Helms emphasized he isn’t against growth altogether.
“Union County is not… averse to growth, but it has to be the growth that we need,” he said. “Ninety percent residential is not sustainable for Union County in the long term.”
What he wants is more balance, and a tax base with more commercial and industrial development so the burden doesn’t fall almost entirely on homeowners.
Union County recently completed its regular reappraisal process, where the average property value rose about 60%, the Observer previously reported. Commissioners lowered the tax rate following the revaluation, but many residents saw higher bills because of the sharp increase in assessed values.

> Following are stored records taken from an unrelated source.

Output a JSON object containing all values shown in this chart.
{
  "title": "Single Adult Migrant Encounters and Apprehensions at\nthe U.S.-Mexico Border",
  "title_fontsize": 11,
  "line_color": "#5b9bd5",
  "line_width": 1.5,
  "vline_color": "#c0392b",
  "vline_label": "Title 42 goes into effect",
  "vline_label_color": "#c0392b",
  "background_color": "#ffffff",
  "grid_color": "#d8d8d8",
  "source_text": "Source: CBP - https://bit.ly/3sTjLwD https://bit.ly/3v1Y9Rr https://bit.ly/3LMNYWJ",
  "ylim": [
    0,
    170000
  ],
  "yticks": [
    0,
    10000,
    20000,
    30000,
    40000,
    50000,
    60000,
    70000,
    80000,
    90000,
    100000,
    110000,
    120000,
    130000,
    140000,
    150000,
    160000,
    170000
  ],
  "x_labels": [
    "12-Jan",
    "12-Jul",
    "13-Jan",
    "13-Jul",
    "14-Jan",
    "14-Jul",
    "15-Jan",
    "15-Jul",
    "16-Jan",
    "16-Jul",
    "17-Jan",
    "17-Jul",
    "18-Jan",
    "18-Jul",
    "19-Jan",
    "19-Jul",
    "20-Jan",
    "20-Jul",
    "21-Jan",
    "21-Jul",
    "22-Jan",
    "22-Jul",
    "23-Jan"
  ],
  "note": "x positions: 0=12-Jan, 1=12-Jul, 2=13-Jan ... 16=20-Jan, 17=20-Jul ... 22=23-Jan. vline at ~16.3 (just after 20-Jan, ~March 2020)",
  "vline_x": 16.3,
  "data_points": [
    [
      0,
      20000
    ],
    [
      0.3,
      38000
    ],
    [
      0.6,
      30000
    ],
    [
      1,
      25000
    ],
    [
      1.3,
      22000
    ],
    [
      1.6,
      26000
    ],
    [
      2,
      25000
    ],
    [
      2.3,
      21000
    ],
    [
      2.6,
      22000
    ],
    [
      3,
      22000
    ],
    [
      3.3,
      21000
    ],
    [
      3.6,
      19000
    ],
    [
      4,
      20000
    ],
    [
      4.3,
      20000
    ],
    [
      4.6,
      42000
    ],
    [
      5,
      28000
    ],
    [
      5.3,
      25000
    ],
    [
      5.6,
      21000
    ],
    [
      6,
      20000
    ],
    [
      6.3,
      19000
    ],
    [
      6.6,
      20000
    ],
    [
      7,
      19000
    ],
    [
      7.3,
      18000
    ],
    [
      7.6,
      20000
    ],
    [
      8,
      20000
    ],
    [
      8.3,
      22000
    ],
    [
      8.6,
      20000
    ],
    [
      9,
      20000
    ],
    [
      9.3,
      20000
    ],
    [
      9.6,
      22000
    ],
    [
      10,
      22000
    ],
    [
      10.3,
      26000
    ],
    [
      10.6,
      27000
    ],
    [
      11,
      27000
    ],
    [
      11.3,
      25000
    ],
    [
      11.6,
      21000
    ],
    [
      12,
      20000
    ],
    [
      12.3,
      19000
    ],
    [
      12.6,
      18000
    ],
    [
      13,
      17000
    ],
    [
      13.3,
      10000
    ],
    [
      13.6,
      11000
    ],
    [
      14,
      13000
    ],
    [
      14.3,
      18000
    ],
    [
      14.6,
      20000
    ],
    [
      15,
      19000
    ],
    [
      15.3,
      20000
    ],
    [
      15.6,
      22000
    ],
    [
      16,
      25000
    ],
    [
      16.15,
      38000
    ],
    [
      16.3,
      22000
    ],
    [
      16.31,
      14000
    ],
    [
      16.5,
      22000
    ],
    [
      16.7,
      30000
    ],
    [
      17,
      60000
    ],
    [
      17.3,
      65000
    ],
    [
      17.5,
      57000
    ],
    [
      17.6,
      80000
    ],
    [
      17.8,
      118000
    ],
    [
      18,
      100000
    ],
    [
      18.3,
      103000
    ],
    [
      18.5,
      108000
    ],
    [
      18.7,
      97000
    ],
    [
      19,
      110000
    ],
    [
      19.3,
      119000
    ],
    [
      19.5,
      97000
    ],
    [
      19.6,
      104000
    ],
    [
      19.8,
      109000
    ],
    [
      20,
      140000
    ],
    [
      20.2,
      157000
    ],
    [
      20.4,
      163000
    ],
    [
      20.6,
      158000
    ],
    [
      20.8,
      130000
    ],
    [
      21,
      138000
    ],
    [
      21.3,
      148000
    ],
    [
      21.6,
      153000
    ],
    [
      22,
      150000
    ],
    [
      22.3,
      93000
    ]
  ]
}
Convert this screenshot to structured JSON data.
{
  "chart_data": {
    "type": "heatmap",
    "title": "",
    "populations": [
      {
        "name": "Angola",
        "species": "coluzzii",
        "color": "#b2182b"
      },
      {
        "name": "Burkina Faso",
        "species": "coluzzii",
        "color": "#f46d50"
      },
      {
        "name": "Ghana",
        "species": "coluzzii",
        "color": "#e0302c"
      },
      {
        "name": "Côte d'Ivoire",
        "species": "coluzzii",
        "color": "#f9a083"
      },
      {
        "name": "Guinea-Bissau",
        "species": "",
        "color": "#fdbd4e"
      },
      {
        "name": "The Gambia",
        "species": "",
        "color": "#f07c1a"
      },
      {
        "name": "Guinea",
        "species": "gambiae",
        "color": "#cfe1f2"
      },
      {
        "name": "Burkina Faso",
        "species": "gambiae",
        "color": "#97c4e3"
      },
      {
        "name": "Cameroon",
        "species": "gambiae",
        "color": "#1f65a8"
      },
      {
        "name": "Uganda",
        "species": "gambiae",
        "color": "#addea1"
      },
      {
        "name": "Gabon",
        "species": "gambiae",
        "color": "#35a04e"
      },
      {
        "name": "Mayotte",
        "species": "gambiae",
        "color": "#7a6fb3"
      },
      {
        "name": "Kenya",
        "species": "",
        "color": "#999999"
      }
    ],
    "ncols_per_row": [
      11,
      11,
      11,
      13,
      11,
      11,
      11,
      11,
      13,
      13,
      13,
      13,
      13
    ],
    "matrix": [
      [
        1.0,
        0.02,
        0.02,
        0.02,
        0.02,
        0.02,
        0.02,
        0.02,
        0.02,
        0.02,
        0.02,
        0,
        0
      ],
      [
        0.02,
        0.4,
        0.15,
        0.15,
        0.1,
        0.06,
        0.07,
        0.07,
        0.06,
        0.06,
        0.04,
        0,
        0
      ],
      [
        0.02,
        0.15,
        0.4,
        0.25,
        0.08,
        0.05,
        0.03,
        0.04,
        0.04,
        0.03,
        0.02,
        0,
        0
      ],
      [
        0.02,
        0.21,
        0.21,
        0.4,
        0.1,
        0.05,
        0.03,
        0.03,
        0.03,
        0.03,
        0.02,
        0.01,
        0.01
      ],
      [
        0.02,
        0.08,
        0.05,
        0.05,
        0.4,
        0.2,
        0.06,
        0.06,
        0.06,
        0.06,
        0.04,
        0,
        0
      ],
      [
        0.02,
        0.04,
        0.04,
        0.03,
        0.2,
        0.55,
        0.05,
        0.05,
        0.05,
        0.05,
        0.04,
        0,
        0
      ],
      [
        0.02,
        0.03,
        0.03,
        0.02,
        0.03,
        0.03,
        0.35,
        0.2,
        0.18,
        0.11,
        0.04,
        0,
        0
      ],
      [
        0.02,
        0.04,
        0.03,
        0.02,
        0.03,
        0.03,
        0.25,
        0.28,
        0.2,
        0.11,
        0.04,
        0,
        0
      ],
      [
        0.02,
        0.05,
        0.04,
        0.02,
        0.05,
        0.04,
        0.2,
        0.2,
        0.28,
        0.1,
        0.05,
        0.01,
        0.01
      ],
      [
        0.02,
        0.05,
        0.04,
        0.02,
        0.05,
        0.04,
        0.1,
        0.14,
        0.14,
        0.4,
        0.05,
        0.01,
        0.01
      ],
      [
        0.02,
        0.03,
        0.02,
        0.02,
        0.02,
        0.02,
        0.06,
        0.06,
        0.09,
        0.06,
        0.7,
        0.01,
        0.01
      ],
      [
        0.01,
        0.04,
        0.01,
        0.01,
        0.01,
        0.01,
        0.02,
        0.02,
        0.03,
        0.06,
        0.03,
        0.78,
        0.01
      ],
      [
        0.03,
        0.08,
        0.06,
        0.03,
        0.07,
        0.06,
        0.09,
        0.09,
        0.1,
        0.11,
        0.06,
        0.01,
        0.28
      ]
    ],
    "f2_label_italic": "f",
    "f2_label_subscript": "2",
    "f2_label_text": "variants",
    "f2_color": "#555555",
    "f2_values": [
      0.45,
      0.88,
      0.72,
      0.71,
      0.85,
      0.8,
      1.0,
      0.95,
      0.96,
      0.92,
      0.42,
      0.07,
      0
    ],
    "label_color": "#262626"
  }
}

To that end, the county has launched farmland preservation easements, strengthened zoning requirements, and now requires 30% open space in major subdivisions, Helms said. Leaders also created an economic development department to actively pursue businesses. Still, he said, they don’t want to “cannibalize what makes Union County so great.”
Diversifying the type of growth in the county could also help keep more people in the area for work. Helms said a “huge percentage” of residents commute to Charlotte everyday. The problem, he added, is that many of those same people moved to Union County hoping to escape traffic and congestion.
“That’s the challenge,” Helms said. “People come here because they want things quieter, but the traffic and the growth they were trying to escape is catching up with them.”
Turner Wilkinson, a 29-year-old Indian Trail resident who grew up in Monroe, said traffic is much worse than it used to be, and housing costs have climbed so high that many young people can’t afford to buy a home. He wishes the growth would slow.
“I joke about that,” Wilkinson said. “That I wish less people came here.”
Still, he said growth revived parts of the county.
“Ten years ago it was like a ghost town,” he said. “Now it’s busy, with bookstores, breweries, coffee shops, restaurants.”
The trade offs
Leaders acknowledge that while growth has expanded the tax base, it has also strained schools, roads and sewage systems. At the same time, it has brought undeniable change in the form of new industries, changing demographics and revitalized downtowns.
“If I had to pick my problem, I’d choose managing growth over watching a community shrink and die,” Morris said.
But for residents like Bahmanyar and Beaver, the costs feel personal. The jobs and amenities may be new, but the quiet they moved for is slipping away.
“We moved out here for peace and space,” Beaver said. “Now it feels like Charlotte is moving in on us anyway.”